Tong sampah terpilah tersebut digunakan untuk memisahkan limbah berdasarkan jenisnya, baik organik maupun anorganik, sejak dari sumbernya. Langkah itu dinilai dapat mempermudah proses daur ulang, mengoptimalkan pengelolaan sampah, meningkatkan nilai jual sampah, serta menjaga kebersihan dan kesehatan lingkungan.

Baca Juga  Monev 2026, Wako Pariaman Minta OPD Fokus pada Dampak Program

Wakil Wali Kota Pariaman, Mulyadi, mengatakan Pemko Pariaman serius menangani persoalan sampah yang menjadi tantangan besar bagi daerah.

“Pemko Pariaman terus berupaya mengatasi permasalahan sampah yang menjadi tantangan besar bagi daerah.

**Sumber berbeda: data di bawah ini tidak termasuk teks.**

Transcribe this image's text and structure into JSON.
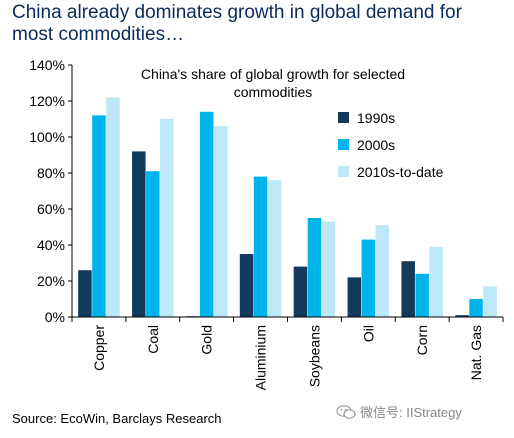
{
  "headline": "China already dominates growth in global demand for most commodities…",
  "source": "Source: EcoWin, Barclays Research",
  "watermark": {
    "text": "微信号: IIStrategy",
    "icon": "wechat-icon"
  },
  "colors": {
    "1990s": "#123a5c",
    "2000s": "#00b3ea",
    "2010s-to-date": "#bce8f7",
    "axis": "#000000"
  },
  "chart_data": {
    "type": "bar",
    "title": "China's share of global growth for selected commodities",
    "title_lines": [
      "China's share of global growth for selected",
      "commodities"
    ],
    "categories": [
      "Copper",
      "Coal",
      "Gold",
      "Aluminium",
      "Soybeans",
      "Oil",
      "Corn",
      "Nat. Gas"
    ],
    "series": [
      {
        "name": "1990s",
        "values": [
          26,
          92,
          0,
          35,
          28,
          22,
          31,
          1
        ]
      },
      {
        "name": "2000s",
        "values": [
          112,
          81,
          114,
          78,
          55,
          43,
          24,
          10
        ]
      },
      {
        "name": "2010s-to-date",
        "values": [
          122,
          110,
          106,
          76,
          53,
          51,
          39,
          17
        ]
      }
    ],
    "yticks": [
      "0%",
      "20%",
      "40%",
      "60%",
      "80%",
      "100%",
      "120%",
      "140%"
    ],
    "ylim": [
      0,
      140
    ],
    "xlabel": "",
    "ylabel": "",
    "grid": false,
    "legend_position": "right"
  }
}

Produksi sampah organik dan anorganik di TPA Tungkal Selatan per hari mencapai 45 ton,” ujarnya.

Namun demikian, kata Mulyadi, sebagian sampah kini sudah dapat didaur ulang sebelum masuk ke tempat pembuangan akhir (TPA) melalui penggunaan mesin pencacah sampah.

Ia menjelaskan, Pemko Pariaman saat ini memiliki tiga unit mesin pencacah sampah yang telah dimanfaatkan untuk menghasilkan pupuk kompos bernilai ekonomis.

“Mesin pencacah sampah ini berfungsi memperkecil ukuran limbah menjadi potongan kecil untuk mempercepat proses pengomposan. Alat ini meningkatkan efisiensi produksi kompos, mengurangi volume sampah di TPA, serta mengubah limbah daun, ranting, dan sisa makanan menjadi pupuk organik padat maupun cair yang bernilai ekonomis,” terangnya. (rdr/rudi)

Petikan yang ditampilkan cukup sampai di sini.